Le manganèse est l’élément d’alliage le plus largement utilisé dans la production d’acier, présent dans pratiquement toutes les nuances, des aciers au carbone simples aux aciers à haute résistance destinés à l’industrie automobile. Le manganèse remplit trois fonctions critiques dans la sidérurgie : il constitue un puissant désoxydant qui fixe l’oxygène dissous, il se combine avec le soufre pour former des inclusions de sulfure de manganèse inoffensives au lieu du sulfure de fer (qui provoque la fragilité à chaud), et il agit comme durcisseur en solution solide qui augmente à la fois la dureté et la résistance à la traction. Ces multiples rôles font des alliages de manganèse — principalement le ferromanganèse (FeMn) et le silicomanganèse (SiMn) — des additions indispensables dans pratiquement toutes les opérations sidérurgiques.

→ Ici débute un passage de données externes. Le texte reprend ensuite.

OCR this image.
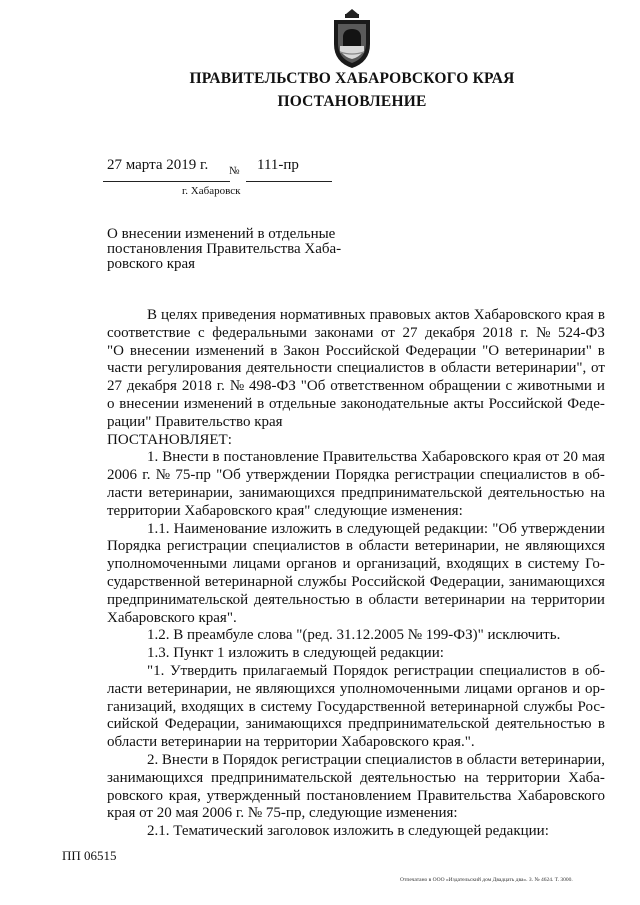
ПРАВИТЕЛЬСТВО ХАБАРОВСКОГО КРАЯ
ПОСТАНОВЛЕНИЕ
27 марта 2019 г. № 111-пр
г. Хабаровск
О внесении изменений в отдельные
постановления Правительства Хаба-
ровского края
В целях приведения нормативных правовых актов Хабаровского края в
соответствие с федеральными законами от 27 декабря 2018 г. № 524-ФЗ
"О внесении изменений в Закон Российской Федерации "О ветеринарии" в
части регулирования деятельности специалистов в области ветеринарии", от
27 декабря 2018 г. № 498-ФЗ "Об ответственном обращении с животными и
о внесении изменений в отдельные законодательные акты Российской Феде-
рации" Правительство края
ПОСТАНОВЛЯЕТ:
1. Внести в постановление Правительства Хабаровского края от 20 мая
2006 г. № 75-пр "Об утверждении Порядка регистрации специалистов в об-
ласти ветеринарии, занимающихся предпринимательской деятельностью на
территории Хабаровского края" следующие изменения:
1.1. Наименование изложить в следующей редакции: "Об утверждении
Порядка регистрации специалистов в области ветеринарии, не являющихся
уполномоченными лицами органов и организаций, входящих в систему Го-
сударственной ветеринарной службы Российской Федерации, занимающихся
предпринимательской деятельностью в области ветеринарии на территории
Хабаровского края".
1.2. В преамбуле слова "(ред. 31.12.2005 № 199-ФЗ)" исключить.
1.3. Пункт 1 изложить в следующей редакции:
"1. Утвердить прилагаемый Порядок регистрации специалистов в об-
ласти ветеринарии, не являющихся уполномоченными лицами органов и ор-
ганизаций, входящих в систему Государственной ветеринарной службы Рос-
сийской Федерации, занимающихся предпринимательской деятельностью в
области ветеринарии на территории Хабаровского края.".
2. Внести в Порядок регистрации специалистов в области ветеринарии,
занимающихся предпринимательской деятельностью на территории Хаба-
ровского края, утвержденный постановлением Правительства Хабаровского
края от 20 мая 2006 г. № 75-пр, следующие изменения:
2.1. Тематический заголовок изложить в следующей редакции:
ПП 06515
Отпечатано в ООО «Издательский дом Двадцать два». З. № 4624. Т. 3000.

Le ferromanganèse à haute teneur en carbone (HC FeMn), contenant généralement entre 74 et 82 pour cent de manganèse et entre 6 et 8 pour cent de carbone, est la nuance de référence pour l’addition massive de manganèse. Il est ajouté dans la poche lors du soutirage ou à la station de four-poche, où sa forte densité assure une dissolution rapide sous la surface du bain. Pour les aciers nécessitant un contrôle strict du carbone — tels que les aciers électriques, les aciers inoxydables ou les nuances automobiles à très bas carbone — on utilise à la place du ferromanganèse à moyen carbone (MC FeMn, environ 1,5 pour cent de carbone) ou du ferromanganèse à bas carbone (LC FeMn, moins de 0,5 pour cent de carbone), bien qu’à un coût nettement supérieur. Le choix de la nuance dépend de l’équilibre entre le rendement en manganèse, la tolérance de reprise de carbone et la structure globale des coûts de la coulée.

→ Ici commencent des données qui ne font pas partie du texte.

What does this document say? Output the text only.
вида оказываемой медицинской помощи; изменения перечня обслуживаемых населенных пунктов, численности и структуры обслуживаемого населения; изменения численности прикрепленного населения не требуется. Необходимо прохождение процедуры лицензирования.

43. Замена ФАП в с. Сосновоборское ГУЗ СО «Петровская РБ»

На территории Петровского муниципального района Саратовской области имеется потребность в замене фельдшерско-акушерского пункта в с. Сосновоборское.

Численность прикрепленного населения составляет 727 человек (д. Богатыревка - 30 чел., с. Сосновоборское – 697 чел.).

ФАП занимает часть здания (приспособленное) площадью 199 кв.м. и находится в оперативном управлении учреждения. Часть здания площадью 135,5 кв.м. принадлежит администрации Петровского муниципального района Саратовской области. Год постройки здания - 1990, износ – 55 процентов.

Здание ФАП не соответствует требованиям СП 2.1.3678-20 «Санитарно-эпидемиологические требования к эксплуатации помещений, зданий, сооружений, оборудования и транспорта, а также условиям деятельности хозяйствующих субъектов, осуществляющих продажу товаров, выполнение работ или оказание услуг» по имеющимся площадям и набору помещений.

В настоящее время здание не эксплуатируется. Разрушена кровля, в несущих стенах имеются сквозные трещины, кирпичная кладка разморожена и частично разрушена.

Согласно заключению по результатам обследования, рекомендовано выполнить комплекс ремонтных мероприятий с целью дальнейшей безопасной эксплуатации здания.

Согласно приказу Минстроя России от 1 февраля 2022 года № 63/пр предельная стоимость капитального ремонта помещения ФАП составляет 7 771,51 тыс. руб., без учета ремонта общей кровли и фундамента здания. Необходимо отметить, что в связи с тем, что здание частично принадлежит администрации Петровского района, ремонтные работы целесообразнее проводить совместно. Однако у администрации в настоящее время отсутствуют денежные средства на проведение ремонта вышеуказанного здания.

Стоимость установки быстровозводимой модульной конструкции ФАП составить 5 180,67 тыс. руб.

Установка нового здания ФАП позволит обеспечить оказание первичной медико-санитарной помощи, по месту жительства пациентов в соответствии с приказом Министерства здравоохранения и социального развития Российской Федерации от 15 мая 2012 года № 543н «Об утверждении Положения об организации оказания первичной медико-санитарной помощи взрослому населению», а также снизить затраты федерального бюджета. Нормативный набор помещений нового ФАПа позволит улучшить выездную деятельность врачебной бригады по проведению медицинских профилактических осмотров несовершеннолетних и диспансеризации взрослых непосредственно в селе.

Le silicomanganèse, contenant typiquement entre 65 et 68 pour cent de manganèse, 14 à 18 pour cent de silicium et environ 2 pour cent de carbone, offre une combinaison unique de désoxydation et d’alliage en une seule addition. La teneur en silicium assure une forte capacité de désoxydation (comparable à celle du ferrosilicium), tandis que le manganèse contribue simultanément à la désoxydation et à l’alliage. Cette double fonction rend le SiMn particulièrement attrayant pour la production d’aciers calmés, où les deux éléments sont nécessaires dans la chimie finale. De nombreux sidérurgistes utilisent le SiMn comme source principale de manganèse et ajustent l’équilibre en silicium avec du ferrosilicium additionnel au besoin, ce qui simplifie la gestion des stocks et réduit le nombre d’additions requises.
Pour un contrôle chimique précis, en particulier sur les aciers de haute qualité où des fenêtres étroites de manganèse doivent être maintenues, l’injection par fil fourré de poudres contenant du manganèse constitue la méthode d’apport la plus précise. Le fil est introduit sous la surface du bain au moyen d’un dévidoir, ce qui assure un rendement proche de 100 pour cent comparé au rendement typique de 70 à 90 pour cent des additions massives. Cette méthode est particulièrement précieuse pour les ajustements chimiques finaux au four-poche ou au dégazeur sous vide, où l’atteinte exacte de la teneur cible en manganèse peut faire la différence entre la conformité et le non-respect de la spécification de la nuance.